Added National Journal: “A majority of Americans under age 25 — the youngest millennials — would favor throwing Obama out of office.”

Obamacare is not the same thing as national security. We do not have to have government healthcare but we certainly do need intelligence and spying for security purposes. Still, it is not an accident that the Obamacare mess is mirrored by an out-of-control NSA. Both are massive government bureaucracies and behave as such. Both abuse their power and the people they allegedly serve.

Americans deserve to know the truth about the damage caused by the ACA and NSA. With Obamacare, we continue to see this monstrosity before us, with each passing, painful day.

But how would we have known about the NSA scandals if not for a whistleblower like Snowden? The NSA and James Clapper seemed prepared to conceal or lie about it forever. It was classified information, and anyone who did speak out was obviously going to have to break the law, as Snowden unquestionably did.

The same tendency toward corruption we see in domestic government is just as true of the national security state, and perhaps worse, because agencies like the NSA expect complete secrecy and immunity. It is not practical or wise for the average citizen to be privy to everything that happens with national intelligence. But neither is it wise to put blanket trust in any part of government.

If Snowden had not come forward, it’s unlikely that we would be aware of the NSA abuses that most Americans were glad they learned about. In revealing the horrors of Obamacare, we are all Snowden. But for the public to discover the NSA’s abuses, there had to be a Snowden.

Some of the first conservative gut reactions to Snowden’s revelations were probably the most accurate. Sarah Palin said, “I really don’t think that Snowden is the issue, though, in any of this. I think the issue is, again, is that government is so large and so intrusive in all aspects of life that we need more revelations, we need more truth about what our administration is doing so that we can hold our government, that works for us — to hold them accountable.”

Said Glenn Beck of Snowden, “This guy is a hero.”

Parts of Obamacare might end up benefitting some citizens, but might never overshadow the image of the ACA as an overall disaster. Some of Snowden’s actions, or perhaps future actions, may prove to be irresponsible. But any possible missteps or criminal misdeeds will not obscure his larger service of revealing what terrible things the NSA has done, and continues to do, to American citizens.

It is one thing to question whether a whistleblower has crossed lines. It is quite another to say there should be no such thing as a whistleblower.

In an insightful column at The Federalist, “Americans Don’t Trust The Government, And That Could Be Great For America,” Ben Domenech writes, “The failure of government to live up to its promise is an opportunity for honesty and clarity and for the American people to reexamine the role of the citizen and the state — not a moment for despair.”

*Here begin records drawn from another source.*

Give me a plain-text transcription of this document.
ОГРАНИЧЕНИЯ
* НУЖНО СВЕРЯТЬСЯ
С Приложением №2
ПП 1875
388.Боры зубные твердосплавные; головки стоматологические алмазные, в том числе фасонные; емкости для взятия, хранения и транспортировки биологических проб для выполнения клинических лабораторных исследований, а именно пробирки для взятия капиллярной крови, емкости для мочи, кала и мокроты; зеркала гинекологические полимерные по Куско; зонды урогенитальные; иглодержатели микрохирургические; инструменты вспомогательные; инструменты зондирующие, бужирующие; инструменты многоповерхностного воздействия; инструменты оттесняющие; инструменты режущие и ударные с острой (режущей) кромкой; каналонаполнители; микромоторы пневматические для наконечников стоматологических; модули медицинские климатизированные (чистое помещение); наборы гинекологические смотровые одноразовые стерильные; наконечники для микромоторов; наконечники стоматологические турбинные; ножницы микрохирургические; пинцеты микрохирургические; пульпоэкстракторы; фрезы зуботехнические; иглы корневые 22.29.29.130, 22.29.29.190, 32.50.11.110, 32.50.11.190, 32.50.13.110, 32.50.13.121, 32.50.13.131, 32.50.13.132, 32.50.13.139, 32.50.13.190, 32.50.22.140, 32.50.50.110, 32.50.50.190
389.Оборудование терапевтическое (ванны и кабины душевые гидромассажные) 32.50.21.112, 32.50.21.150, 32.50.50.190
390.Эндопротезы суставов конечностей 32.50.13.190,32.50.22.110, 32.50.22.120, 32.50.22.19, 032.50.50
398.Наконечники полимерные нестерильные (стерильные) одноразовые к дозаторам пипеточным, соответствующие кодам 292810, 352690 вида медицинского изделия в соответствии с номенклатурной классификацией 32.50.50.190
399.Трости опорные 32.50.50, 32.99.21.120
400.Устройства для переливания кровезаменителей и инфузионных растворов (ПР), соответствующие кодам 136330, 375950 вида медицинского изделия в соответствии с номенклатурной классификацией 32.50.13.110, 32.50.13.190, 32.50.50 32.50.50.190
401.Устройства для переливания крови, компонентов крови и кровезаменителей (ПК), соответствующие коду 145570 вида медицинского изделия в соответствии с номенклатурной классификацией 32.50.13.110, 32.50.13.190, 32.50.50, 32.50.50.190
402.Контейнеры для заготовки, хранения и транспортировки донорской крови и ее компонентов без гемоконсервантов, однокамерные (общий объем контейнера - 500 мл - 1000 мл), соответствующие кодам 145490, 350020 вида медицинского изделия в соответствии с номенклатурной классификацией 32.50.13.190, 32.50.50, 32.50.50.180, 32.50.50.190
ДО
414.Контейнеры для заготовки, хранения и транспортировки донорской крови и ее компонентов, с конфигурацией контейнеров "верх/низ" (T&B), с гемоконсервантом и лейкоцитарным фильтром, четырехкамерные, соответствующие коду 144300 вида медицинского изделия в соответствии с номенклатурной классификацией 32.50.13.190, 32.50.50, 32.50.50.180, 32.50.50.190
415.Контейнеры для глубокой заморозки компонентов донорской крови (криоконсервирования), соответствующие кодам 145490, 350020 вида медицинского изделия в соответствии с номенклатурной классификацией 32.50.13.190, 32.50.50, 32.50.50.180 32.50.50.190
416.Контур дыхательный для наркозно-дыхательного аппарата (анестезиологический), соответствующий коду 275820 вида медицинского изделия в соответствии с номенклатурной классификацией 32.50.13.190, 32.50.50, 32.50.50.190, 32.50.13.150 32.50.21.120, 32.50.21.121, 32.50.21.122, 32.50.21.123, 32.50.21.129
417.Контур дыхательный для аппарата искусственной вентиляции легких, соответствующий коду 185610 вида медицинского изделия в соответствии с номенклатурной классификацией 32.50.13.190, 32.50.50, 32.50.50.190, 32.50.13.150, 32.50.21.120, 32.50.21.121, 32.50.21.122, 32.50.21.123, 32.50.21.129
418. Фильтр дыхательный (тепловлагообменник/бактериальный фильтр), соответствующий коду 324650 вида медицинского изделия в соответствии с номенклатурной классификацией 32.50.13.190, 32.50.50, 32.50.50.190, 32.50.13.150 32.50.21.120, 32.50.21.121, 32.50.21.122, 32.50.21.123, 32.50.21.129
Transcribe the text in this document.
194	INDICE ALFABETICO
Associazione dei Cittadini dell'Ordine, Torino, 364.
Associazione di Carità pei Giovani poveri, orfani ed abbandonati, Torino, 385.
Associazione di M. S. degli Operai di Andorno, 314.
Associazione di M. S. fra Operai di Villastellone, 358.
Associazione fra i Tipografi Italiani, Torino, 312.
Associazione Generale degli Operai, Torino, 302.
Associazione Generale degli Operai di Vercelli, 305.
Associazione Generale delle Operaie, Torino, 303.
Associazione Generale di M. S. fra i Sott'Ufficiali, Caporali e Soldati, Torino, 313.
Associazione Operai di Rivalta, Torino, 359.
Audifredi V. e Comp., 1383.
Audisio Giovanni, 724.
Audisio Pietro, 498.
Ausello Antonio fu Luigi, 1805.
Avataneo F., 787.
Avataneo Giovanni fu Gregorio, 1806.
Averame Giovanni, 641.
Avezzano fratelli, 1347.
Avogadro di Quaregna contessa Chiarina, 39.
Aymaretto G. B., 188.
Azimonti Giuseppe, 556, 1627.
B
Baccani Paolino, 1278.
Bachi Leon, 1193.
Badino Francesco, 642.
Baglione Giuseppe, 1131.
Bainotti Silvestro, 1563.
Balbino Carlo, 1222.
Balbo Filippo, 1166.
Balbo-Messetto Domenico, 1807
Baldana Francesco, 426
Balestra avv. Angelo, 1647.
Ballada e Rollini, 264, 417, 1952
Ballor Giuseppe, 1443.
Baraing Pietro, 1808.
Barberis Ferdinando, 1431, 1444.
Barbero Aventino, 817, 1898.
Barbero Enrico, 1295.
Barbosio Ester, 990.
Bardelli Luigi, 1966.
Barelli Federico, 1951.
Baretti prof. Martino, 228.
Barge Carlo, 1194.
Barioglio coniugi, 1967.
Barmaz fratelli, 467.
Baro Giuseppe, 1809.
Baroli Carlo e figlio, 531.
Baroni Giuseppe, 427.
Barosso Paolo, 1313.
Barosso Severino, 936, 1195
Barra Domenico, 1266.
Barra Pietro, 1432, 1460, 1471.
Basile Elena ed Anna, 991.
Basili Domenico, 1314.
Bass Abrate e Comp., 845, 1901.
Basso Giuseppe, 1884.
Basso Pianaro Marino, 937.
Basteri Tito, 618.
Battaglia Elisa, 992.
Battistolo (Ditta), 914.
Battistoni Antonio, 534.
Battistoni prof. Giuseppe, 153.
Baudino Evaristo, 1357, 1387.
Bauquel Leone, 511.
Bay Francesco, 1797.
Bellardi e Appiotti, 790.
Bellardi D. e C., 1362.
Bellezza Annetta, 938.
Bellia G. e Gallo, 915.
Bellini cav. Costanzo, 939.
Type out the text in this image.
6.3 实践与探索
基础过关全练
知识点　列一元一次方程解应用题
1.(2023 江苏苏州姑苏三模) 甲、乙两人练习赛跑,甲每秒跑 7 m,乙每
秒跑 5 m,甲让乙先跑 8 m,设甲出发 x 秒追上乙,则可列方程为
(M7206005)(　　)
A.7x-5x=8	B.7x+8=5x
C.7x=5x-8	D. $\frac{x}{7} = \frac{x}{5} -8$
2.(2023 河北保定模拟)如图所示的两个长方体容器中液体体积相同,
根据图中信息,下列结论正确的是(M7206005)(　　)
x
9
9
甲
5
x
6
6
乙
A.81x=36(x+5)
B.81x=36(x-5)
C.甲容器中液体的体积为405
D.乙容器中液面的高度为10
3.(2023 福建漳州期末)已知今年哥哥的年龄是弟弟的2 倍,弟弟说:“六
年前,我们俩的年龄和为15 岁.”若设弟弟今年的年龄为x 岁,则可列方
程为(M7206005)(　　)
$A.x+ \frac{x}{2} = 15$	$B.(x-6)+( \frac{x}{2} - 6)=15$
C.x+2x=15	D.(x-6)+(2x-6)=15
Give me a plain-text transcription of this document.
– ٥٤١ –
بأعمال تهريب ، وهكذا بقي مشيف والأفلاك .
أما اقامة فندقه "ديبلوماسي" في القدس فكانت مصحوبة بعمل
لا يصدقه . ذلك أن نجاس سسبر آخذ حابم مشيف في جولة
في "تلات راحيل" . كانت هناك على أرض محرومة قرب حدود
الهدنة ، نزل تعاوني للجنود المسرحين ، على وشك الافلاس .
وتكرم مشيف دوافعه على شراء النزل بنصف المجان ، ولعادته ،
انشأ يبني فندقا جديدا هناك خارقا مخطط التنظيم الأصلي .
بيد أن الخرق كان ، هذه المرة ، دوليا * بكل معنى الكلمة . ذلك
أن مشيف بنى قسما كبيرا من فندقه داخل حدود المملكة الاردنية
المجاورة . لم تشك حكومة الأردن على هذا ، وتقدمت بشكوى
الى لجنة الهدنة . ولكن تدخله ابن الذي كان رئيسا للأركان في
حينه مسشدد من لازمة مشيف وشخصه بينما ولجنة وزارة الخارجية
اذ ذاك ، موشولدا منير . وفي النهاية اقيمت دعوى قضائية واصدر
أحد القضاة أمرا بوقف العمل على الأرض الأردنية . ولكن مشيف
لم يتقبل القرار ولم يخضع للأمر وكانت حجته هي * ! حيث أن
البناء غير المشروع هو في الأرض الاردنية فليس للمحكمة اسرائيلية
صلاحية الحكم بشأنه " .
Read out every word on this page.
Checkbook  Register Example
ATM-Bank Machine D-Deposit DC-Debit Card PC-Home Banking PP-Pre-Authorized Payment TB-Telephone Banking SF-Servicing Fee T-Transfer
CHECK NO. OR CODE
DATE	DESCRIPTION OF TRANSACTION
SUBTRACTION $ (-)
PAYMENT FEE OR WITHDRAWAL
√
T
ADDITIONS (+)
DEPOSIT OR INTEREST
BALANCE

For conservatives and libertarians, this could be an important teachable moment for the country. If we want to see the demise of big government, it will have to start somewhere. There will have to be monumental events that cause citizens to start asking the right questions and drawing certain conclusions.

The more Americans know about their government the better. Perhaps the ACA and NSA debacles might have a silver lining yet.